Двое обнимались на прибрежных холодных камнях, двое сплетали тела так усердно, что даже зимнему морю, бушующему в сотне шагов от любовников, стало жарко.
В Университете Эрик так и не освоил отличия ханьманского фарфора от заррийского, он так и не выяснил, в чем изюминка росских медных блюд и почему хазастанские миски дешевле соусниц из Шампасы и посуды из Тулукмы. Зато регулярные визиты в подземелье вльв сделали из него умелого любовника. Гель от его ласк кричала и плакала, умоляла и смеялась…
Они нанялись на дракар стурманов, трудом оплачивая пусть домой. Под парусом возвращались излишки в родной гард. Эрик предвкушал уже, как попарится в бане мэра, как испробует закопченный мамой хвост русалки, но…
Удача отвернулась от влюбленных.
Преследователи – инквизитор и граф – настигли парочку в лесу, в нескольких днях пути от гарда. На поляне – той самой, где Эрик испробовал колдовских ягод.
– Вот и вернулись домой, – улыбнулась Гель; лицо ее было измазано клубничным соком.
– Почти вернулись. – Лизоблюд привалился спиной к ржавому железу.
Лесные ведьмы, или Последний рассказ о ненависти
Как гласит легенда, Император призвал к себе Главного Инженера Дзиро Хорикоси и спросил: «Дзиро, чем ты занят ныне?» Инженер ответил: «Да вот, палубный бомбардировщик 11-Си проектирую». Улыбнулся Император: «Брось, Дзиро, свой бомбардировщик и спроектируй-ка мне величайший самолет всех времен и народов – «рэйдзэн», или же по-гайдзински «зеро». Лады?» – «Да без проблем», – ответил Дзиро и не обманул.

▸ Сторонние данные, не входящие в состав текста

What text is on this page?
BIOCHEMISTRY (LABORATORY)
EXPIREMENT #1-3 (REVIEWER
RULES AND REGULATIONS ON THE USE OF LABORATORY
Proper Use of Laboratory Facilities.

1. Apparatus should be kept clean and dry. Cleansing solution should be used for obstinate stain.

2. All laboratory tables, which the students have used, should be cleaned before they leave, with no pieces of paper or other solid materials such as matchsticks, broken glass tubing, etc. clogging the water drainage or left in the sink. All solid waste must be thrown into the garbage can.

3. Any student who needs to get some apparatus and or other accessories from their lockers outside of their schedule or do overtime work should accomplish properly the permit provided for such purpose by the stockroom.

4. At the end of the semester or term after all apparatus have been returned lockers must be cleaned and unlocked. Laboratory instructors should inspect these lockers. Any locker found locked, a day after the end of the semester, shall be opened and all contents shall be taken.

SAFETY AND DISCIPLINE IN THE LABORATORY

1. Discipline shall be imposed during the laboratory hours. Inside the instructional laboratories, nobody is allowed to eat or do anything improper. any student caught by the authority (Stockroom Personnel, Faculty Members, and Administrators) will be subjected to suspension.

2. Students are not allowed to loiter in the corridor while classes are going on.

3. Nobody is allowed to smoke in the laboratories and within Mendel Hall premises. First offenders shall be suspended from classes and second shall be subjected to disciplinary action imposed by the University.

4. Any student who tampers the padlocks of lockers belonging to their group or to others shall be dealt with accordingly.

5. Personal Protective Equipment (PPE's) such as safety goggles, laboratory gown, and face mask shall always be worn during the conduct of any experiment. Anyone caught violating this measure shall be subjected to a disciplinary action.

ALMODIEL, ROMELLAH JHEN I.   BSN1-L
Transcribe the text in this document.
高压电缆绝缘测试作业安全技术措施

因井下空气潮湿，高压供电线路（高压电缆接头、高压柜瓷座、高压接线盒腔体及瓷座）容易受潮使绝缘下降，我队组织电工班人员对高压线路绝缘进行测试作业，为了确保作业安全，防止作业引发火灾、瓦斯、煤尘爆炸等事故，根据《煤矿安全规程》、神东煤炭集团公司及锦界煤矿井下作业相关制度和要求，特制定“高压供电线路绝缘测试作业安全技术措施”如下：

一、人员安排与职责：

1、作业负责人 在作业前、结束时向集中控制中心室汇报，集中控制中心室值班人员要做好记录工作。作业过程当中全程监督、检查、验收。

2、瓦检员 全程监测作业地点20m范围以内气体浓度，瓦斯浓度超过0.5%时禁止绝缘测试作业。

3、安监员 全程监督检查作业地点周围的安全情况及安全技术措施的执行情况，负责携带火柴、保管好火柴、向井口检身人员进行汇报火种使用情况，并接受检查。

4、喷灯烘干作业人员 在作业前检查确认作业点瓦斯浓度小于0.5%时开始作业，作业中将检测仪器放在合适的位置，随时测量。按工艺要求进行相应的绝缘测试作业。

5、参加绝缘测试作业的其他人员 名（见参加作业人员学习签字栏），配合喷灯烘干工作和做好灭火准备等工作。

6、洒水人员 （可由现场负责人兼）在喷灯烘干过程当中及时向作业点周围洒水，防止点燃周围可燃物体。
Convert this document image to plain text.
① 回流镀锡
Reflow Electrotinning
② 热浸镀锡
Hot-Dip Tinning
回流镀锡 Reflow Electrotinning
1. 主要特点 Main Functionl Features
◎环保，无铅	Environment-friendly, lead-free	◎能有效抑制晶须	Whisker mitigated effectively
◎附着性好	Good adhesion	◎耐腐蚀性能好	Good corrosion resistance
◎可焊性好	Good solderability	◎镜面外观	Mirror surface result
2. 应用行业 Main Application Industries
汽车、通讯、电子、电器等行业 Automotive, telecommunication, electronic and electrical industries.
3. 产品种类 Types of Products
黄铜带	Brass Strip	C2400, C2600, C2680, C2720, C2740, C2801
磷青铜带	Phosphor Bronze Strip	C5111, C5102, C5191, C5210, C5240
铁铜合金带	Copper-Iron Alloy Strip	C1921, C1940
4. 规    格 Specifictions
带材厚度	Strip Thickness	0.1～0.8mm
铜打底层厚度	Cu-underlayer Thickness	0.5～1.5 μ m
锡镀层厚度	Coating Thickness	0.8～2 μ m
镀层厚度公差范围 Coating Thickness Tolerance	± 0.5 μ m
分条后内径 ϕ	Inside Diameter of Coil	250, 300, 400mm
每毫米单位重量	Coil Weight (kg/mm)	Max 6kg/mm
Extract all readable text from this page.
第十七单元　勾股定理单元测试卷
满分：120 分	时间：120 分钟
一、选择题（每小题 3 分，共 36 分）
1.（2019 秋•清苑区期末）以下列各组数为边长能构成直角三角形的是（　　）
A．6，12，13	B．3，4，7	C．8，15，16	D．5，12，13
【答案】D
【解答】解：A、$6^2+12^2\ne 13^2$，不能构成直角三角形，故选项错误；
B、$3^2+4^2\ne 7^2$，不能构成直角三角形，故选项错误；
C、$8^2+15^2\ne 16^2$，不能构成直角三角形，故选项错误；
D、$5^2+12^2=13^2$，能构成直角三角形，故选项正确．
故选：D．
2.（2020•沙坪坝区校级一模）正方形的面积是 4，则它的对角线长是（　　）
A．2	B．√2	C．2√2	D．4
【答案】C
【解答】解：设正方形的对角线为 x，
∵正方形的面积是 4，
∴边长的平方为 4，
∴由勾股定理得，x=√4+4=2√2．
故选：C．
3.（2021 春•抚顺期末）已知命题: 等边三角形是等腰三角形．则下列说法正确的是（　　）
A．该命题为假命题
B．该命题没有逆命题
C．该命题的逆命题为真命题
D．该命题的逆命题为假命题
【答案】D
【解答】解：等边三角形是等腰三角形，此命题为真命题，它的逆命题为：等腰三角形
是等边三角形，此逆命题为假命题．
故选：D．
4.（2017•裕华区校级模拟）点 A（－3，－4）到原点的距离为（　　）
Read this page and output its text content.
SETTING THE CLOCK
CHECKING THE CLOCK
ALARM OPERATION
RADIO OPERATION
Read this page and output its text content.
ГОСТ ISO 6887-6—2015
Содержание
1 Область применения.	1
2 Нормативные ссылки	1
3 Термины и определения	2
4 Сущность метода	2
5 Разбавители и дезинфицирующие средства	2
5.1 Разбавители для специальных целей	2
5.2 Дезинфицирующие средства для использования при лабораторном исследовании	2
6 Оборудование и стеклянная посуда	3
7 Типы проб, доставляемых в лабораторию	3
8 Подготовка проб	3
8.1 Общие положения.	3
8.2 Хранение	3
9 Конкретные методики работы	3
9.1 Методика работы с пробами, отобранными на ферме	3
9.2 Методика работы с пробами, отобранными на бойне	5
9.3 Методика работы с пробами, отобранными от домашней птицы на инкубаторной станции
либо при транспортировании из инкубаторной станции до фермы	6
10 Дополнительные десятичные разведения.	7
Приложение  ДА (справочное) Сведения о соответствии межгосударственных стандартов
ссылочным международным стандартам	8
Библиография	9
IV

Два пулемета, две пушки, движок «Сакаэ-21» с патрубками реактивного типа, складываемые вручную законцовки крыла, трехлопастный винт-автомат да четверть тонны тротила под фюзеляжем – что еще нужно героям, утопившим эскортный авианосец «Сант-Ло» и чуть не отправившим на дно «Киткун-Бэй», «Калинин-Бэй» и «Байт-Плайнс»?..
Икки не собирается никого топить. А вот насчет схватить, распять на ветвях во-он того кедра, отрезать уши и язык, выколоть глаза и вскрыть вены на запястьях он не зарекается, уж как получится.
У Муры нет желания вешать на пузо две с половиной сотни кэгэ взрывчатого вещества, но он с превеликим удовольствием испытал бы прелесть женской любви – впервые в жизни. Да, не по взаимному согласию, но брат Икки так вкусно рассказывал об этом, что надо бы попробовать напоследок. Тем более подходящая кандидатура имеется, и даже скитания не повлияли на привлекательность девушки.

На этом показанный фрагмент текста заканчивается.